O panorama energético internacional alcançou um ponto de não retorno durante o presente ano. Segundo os últimos balanços do setor, as energias renováveis superaram formalmente os combustíveis fósseis em termos de geração elétrica global.
Este avanço, impulsionado por um crescimento sem precedentes da infraestrutura solar e eólica, permitiu que as fontes de baixas emissões não apenas absorvessem o crescimento do consumo mundial no primeiro semestre de 2025, mas também começassem a reduzir a participação das energias poluentes de forma sustentada.
A revista Science nomeou o crescimento “imparável” das energias renováveis em todo o mundo como o avanço científico do ano 2025.
Liderança asiática e eficiência econômica
Esta mudança de paradigma tem a China como seu principal motor de transformação. O gigante asiático acelerou sua transição a um ritmo superior ao de qualquer outra potência, consolidando projetos massivos de armazenamento e geração.

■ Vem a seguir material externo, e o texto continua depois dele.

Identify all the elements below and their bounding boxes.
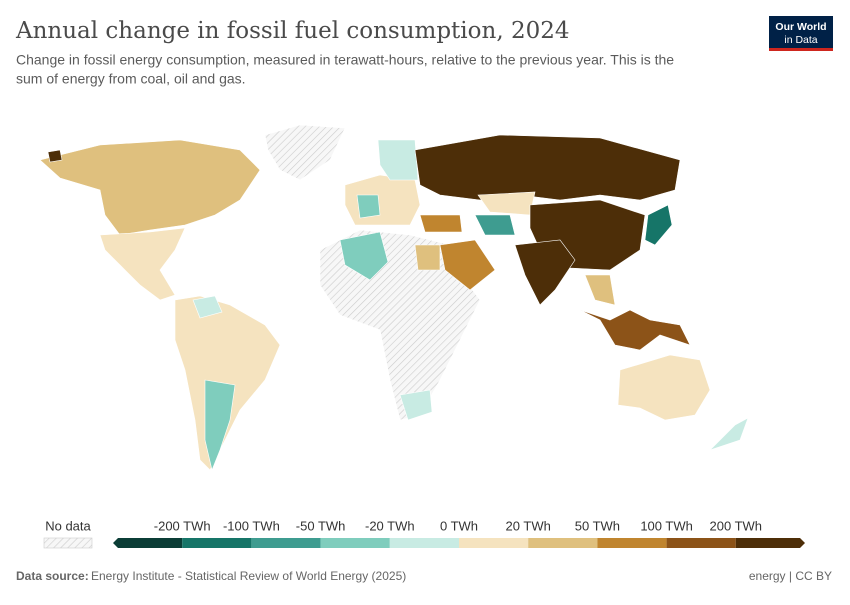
logo-text: Our World (775, 21, 826, 33)
north-america (39, 139, 261, 236)
nordics (377, 139, 419, 181)
kazakhstan (477, 191, 536, 216)
legend-label: 20 TWh (506, 518, 551, 533)
russia (414, 134, 681, 201)
south-america (174, 295, 281, 471)
south-africa (399, 389, 433, 421)
legend-swatch (597, 538, 667, 548)
map (39, 124, 749, 471)
argentina (204, 379, 236, 471)
legend-swatch (113, 538, 183, 548)
legend-swatch (251, 538, 321, 548)
turkey (419, 214, 463, 233)
legend-label: -100 TWh (223, 518, 280, 533)
legend-no-data-swatch (43, 537, 93, 549)
logo[interactable]: Our World in Data (769, 16, 833, 51)
legend-swatch (666, 538, 736, 548)
africa (319, 229, 481, 421)
venezuela (192, 295, 223, 319)
legend-label: -50 TWh (296, 518, 346, 533)
legend: -200 TWh -100 TWh -50 TWh -20 TWh 0 TWh 20 TW… (113, 518, 805, 548)
india (514, 239, 576, 306)
logo-text: in Data (784, 34, 817, 46)
europe (344, 174, 421, 226)
legend-swatch (735, 538, 805, 548)
logo-box (769, 16, 833, 50)
legend-label: 0 TWh (440, 518, 478, 533)
central-asia (474, 214, 516, 236)
legend-label: -200 TWh (154, 518, 211, 533)
legend-swatch (389, 538, 459, 548)
subtitle: Change in fossil energy consumption, mea… (16, 52, 674, 68)
legend-swatch (459, 538, 529, 548)
legend-label: 50 TWh (575, 518, 620, 533)
algeria (339, 231, 389, 281)
legend-swatch (528, 538, 598, 548)
japan (644, 204, 673, 246)
france-germany (356, 194, 381, 219)
saudi-arabia (439, 239, 496, 291)
indonesia (579, 309, 691, 351)
alaska-region (47, 149, 63, 163)
australia (617, 354, 711, 421)
source-label: Data source: (16, 569, 89, 583)
legend-label: 100 TWh (640, 518, 693, 533)
legend-swatch (320, 538, 390, 548)
legend-label: 200 TWh (710, 518, 763, 533)
logo-bar (769, 48, 833, 51)
new-zealand (709, 417, 749, 451)
legend-no-data-label: No data (45, 518, 91, 533)
mexico (99, 227, 186, 301)
egypt (414, 244, 441, 271)
legend-swatch (182, 538, 252, 548)
title: Annual change in fossil fuel consumption… (15, 18, 569, 44)
greenland (264, 124, 346, 181)
legend-label: -20 TWh (365, 518, 415, 533)
license: energy | CC BY (749, 569, 832, 583)
southeast-asia (584, 274, 616, 306)
subtitle: sum of energy from coal, oil and gas. (16, 71, 246, 87)
source: Energy Institute - Statistical Review of… (91, 569, 406, 583)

No entanto, o fator determinante por trás deste “sorpasso” não é unicamente ambiental, mas econômico: os custos de produção caíram drasticamente.
Atualmente, os novos desenvolvimentos eólicos e solares terrestres resultam até 40% mais econômicos que as centrais de carvão ou gás construídas do zero, fazendo com que a descarbonização seja hoje a rota mais rentável para os mercados financeiros.
O fim do mito da rentabilidade fóssil
Tradicionalmente, o uso de hidrocarbonetos se justificava por sua alta taxa de retorno energético (EROI). No entanto, estudos científicos recentes desmontaram esta vantagem.
Embora na etapa de extração os combustíveis fósseis mostrem índices elevados, ao medir a energia líquida disponível no ponto final de consumo —como a eletricidade que chega aos lares—, os índices caem para níveis entre 6:1 e 3:1.
Esta realidade técnica iguala ou até coloca as renováveis acima em termos de eficiência real, eliminando o último argumento sólido para a dependência do petróleo e do carvão.
Apesar de que o carvão mantém um papel de apoio estratégico em certas economias para garantir a estabilidade da rede, a tendência é irreversível.
A flexibilidade da energia solar e o desdobramento de tecnologias flutuantes em ambientes marinhos estão resolvendo os desafios estruturais de espaço, consolidando as energias limpas como o pilar fundamental do fornecimento elétrico do século XXI.